The Supply Chain and the Apple Silicon Release Schedule

Today 9to5 Mac put together some great sources indicating that the supply chain problems everyone else is facing are finally catching up with Apple. At the last quarterly earnings call, Tim Cook explained that for Apple, the supply chain problem wasn’t the big money parts, but the little commodity bits and pieces.

Apple made a fortune, partly because of its mastery of the supply chain. People will write books about how they did it at some point if they haven’t already. It looks, however, like that run may be hitting a few speed bumps.

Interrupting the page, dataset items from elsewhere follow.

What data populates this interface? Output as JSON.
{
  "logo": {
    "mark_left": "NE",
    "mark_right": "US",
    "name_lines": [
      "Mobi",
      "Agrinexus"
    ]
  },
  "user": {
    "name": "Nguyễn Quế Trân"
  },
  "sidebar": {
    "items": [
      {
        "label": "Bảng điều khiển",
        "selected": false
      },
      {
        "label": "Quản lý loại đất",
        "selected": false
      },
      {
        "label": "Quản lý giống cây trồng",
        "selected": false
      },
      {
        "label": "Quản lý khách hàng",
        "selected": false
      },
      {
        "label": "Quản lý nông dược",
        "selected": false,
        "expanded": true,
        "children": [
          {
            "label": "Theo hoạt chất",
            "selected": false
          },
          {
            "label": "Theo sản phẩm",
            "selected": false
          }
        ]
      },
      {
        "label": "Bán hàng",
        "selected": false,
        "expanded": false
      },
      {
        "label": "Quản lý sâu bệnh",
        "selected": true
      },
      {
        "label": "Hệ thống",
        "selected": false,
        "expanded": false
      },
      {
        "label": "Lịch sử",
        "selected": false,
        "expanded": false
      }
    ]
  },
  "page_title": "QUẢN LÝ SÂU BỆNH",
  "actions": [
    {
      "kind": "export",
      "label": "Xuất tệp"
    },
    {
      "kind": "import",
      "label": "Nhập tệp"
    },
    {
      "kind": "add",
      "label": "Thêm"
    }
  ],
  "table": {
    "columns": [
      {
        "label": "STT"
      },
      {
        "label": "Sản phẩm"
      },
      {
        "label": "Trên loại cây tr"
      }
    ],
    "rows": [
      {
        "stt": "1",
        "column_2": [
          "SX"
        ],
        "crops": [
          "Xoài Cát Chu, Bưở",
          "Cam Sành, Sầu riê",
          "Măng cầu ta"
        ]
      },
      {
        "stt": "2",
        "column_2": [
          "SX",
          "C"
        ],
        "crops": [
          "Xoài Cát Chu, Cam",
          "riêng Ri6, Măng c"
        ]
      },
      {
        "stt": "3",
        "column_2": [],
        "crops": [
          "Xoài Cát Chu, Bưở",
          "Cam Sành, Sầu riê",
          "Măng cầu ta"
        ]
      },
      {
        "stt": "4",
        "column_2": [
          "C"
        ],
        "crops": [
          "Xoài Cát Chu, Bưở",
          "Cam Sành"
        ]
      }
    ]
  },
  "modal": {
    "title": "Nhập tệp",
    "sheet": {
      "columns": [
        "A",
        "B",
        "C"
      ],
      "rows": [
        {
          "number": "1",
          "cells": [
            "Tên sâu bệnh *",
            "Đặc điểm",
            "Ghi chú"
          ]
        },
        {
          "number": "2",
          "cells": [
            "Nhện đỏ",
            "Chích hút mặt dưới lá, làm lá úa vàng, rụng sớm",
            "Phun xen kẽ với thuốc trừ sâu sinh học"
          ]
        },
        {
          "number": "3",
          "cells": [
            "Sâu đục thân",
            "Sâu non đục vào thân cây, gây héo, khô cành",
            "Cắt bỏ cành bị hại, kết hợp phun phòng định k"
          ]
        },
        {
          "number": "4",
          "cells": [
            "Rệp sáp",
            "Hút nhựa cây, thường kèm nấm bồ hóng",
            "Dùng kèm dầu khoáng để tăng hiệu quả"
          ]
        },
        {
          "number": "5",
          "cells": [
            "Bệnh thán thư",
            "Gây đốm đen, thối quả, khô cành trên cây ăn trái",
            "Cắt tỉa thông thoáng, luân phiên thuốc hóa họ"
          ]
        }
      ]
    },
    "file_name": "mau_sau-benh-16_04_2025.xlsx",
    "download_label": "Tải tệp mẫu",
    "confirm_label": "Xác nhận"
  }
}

There is a lot of speculation about new iMacs, MacBook Airs, and Mac Pros. I can’t help but wonder if these emerging supply chain issues may slow down that product release pace. At WWDC 2020, Tim Cook promised Apple would finish the Apple Silicon transition in two years. You can argue about whether that deadline happens at this year’s WWDC or on December 31. Time is running out either way.

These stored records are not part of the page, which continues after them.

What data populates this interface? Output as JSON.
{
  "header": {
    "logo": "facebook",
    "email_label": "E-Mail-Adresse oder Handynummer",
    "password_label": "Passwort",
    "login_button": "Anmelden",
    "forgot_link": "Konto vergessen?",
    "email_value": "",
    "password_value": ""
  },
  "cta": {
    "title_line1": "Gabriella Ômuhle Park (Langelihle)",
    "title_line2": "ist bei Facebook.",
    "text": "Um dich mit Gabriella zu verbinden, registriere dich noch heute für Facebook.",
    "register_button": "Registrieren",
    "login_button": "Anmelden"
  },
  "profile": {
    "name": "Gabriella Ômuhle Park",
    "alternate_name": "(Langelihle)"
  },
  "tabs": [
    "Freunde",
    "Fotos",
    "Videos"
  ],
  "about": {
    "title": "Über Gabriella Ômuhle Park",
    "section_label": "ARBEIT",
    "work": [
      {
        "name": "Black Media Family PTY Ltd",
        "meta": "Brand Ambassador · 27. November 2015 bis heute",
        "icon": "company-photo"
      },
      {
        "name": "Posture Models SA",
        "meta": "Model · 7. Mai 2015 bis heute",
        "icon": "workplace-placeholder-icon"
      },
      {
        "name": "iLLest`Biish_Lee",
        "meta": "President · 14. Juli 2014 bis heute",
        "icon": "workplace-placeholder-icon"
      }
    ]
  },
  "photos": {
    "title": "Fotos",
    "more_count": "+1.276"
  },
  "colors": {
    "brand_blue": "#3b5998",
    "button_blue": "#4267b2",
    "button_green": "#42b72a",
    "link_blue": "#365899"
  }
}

If Apple is indeed going to be supply-constrained and not able to get everything out by this artificial deadline in sufficient quantities, will they announce on time and release in very limited quantities, or will they just let the date slip and wait to announce until they can deliver more units? Historically, I think the answer would assuredly be the latter. They’d wait. I know Apple is a different company than it was 20 years ago, but I hope that even with their current size, they’d still wait.